Co-Flow Laminar Diffusion Flames of Monodisperse Sprays: Structure, Evaporation and Microgravity Effects

Abstract

An experimental investigation was performed on co-flow laminar diffusion flames of monodisperse sprays that were generated electrostatically. Self-sustained, axisymmetric, stable laminar flames were successfully stabilized in a co-flow of air, using heptane as the fuel. The overall flame appearance was similar to that of a candle flame. Rather than burning, the majority of the droplets simply evaporated at relatively low temperatures in the inner core of the flame, which appeared as a relatively dark region. This inner core was enveloped by a higher temperature region where soot was present. Outside of the sooty region, a flame characterized by a soft blue luminescence could be clearly seen in the lower half of the luminous combustion region. Phase Doppler anemometry and sizing were used to examine the droplet life-histories along the centerline trajectory of five flames that were operated at different fuel flow rates.
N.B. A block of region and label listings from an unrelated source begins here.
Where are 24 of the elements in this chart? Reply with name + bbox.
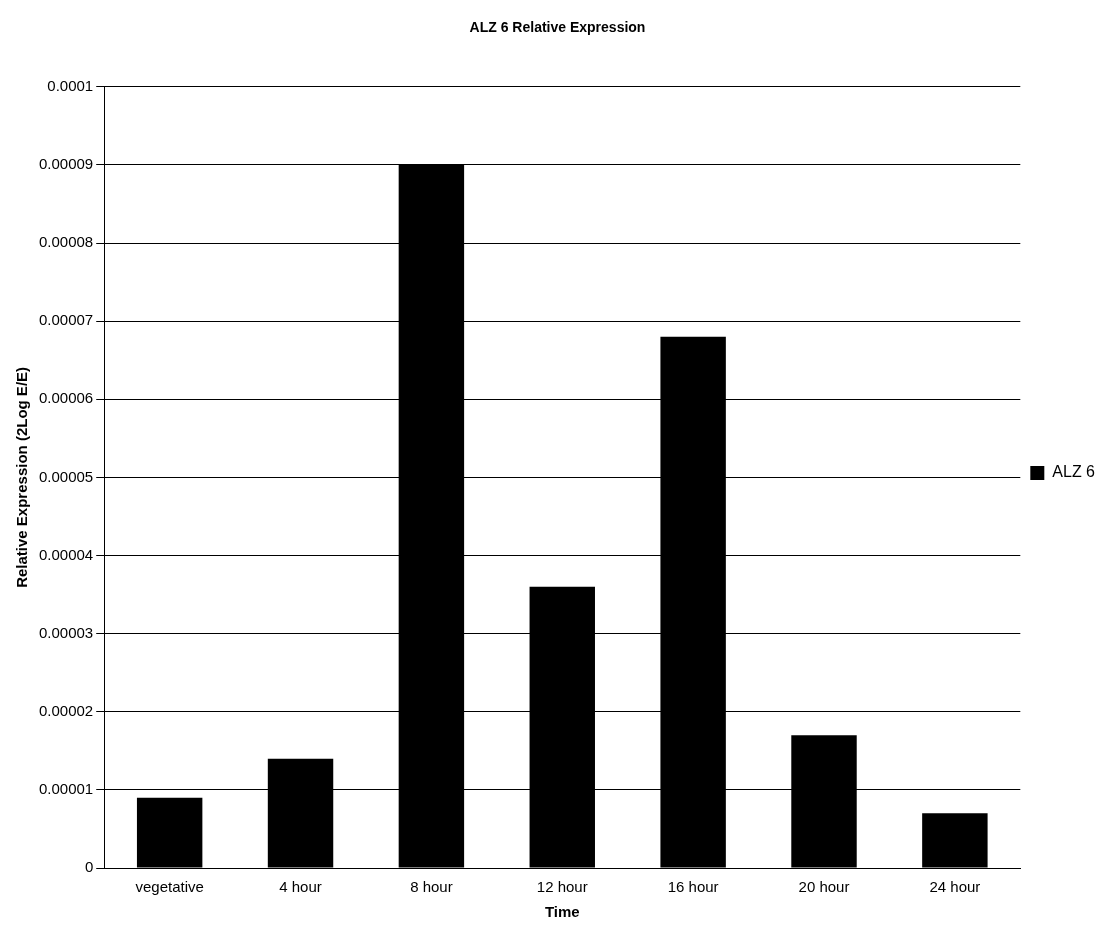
y-tick-label: 0 <box>84 858 94 876</box>
x-tick-label: 8 hour <box>410 878 453 896</box>
x-tick-label: 4 hour <box>279 878 322 896</box>
y-tick-label: 0.0001 <box>47 76 94 94</box>
y-axis-title: Relative Expression (2Log E/E) <box>13 366 31 588</box>
bar <box>922 813 988 868</box>
x-tick-label: 16 hour <box>667 878 719 896</box>
y-tick-label: 0.00005 <box>38 467 94 485</box>
legend-label: ALZ 6 <box>1052 463 1096 481</box>
y-tick-label: 0.00002 <box>38 701 94 719</box>
chart-title: ALZ 6 Relative Expression <box>469 19 646 36</box>
x-tick-label: 12 hour <box>536 878 588 896</box>
y-tick-label: 0.00006 <box>38 389 94 407</box>
x-tick-label: 20 hour <box>798 878 850 896</box>
y-tick-label: 0.00009 <box>38 155 94 173</box>
bar <box>136 797 203 868</box>
y-tick-label: 0.00004 <box>38 545 94 563</box>
x-axis-title: Time <box>544 903 580 921</box>
y-tick-label: 0.00003 <box>38 623 94 641</box>
y-tick-label: 0.00007 <box>38 311 94 329</box>
y-tick-label: 0.00008 <box>38 233 94 251</box>
x-tick-label: 24 hour <box>929 878 981 896</box>
x-tick-label: vegetative <box>135 878 204 896</box>
y-tick-label: 0.00001 <box>38 780 94 798</box>
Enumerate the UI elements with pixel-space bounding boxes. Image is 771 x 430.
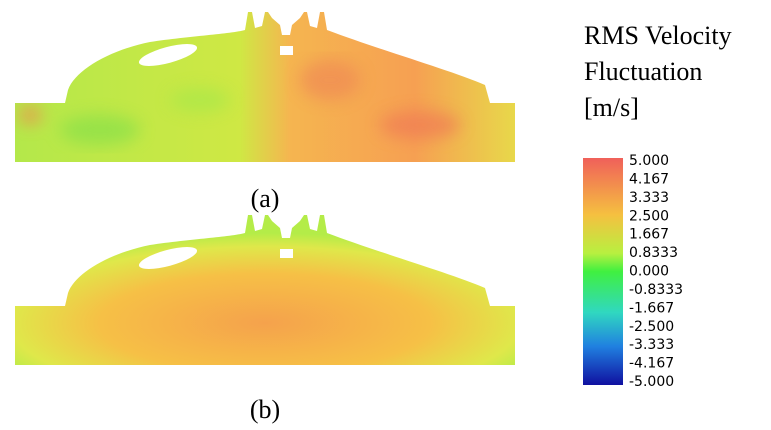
colorbar-tick-label: 5.000 bbox=[629, 153, 669, 169]
colorbar-tick-label: 1.667 bbox=[629, 227, 669, 243]
colorbar-tick-label: -3.333 bbox=[629, 337, 674, 353]
colorbar-tick-label: -0.8333 bbox=[629, 282, 683, 298]
colorbar-title: RMS Velocity bbox=[584, 21, 732, 50]
colorbar-tick-label: 3.333 bbox=[629, 190, 669, 206]
panel-label: (a) bbox=[251, 184, 280, 213]
colorbar-tick-label: 0.8333 bbox=[629, 245, 678, 261]
panel-label: (b) bbox=[250, 395, 280, 424]
colorbar: RMS Velocity Fluctuation [m/s] 5.000 4.16… bbox=[583, 21, 732, 390]
colorbar-title: Fluctuation bbox=[584, 57, 702, 86]
colorbar-tick-label: -2.500 bbox=[629, 319, 674, 335]
colorbar-tick-label: 2.500 bbox=[629, 208, 669, 224]
colorbar-gradient bbox=[583, 158, 623, 385]
colorbar-tick-label: -4.167 bbox=[629, 356, 674, 372]
colorbar-title: [m/s] bbox=[584, 93, 639, 122]
colorbar-tick-label: 4.167 bbox=[629, 171, 669, 187]
panel-b bbox=[15, 215, 515, 365]
colorbar-tick-label: -5.000 bbox=[629, 374, 674, 390]
panel-a bbox=[15, 12, 515, 162]
colorbar-tick-label: 0.000 bbox=[629, 264, 669, 280]
colorbar-tick-label: -1.667 bbox=[629, 300, 674, 316]
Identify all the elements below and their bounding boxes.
Droplet evaporation was found to follow the d-square law, with evaporation coefficients ranging between 0.55 and 0.59 mm 2/S, values that are consistent with the evaporation of an isolated droplet in a convective environment of N2 at the prevailing temperature and that are a factor of two smaller than the evaporation coefficient of an isolated burning droplet. A comparison of the droplet evaporation time lo a characteristic diffusion time showed that the latter is much longer, which implies that these spray flames are still diffusion-controlled. Experiments under microgravity conditions showed that the flames are longer, wider and brighter than the normal-gravity counterparts, which can be attributed to an increase in residence time in the flames as buoyant acceleration of the gas is diminished. Measurement of the gas velocity field on the axis of the flame showed that the flame is under a mixed regime, with a momentum-controlled lower part and a buoyancy-controlled upper region.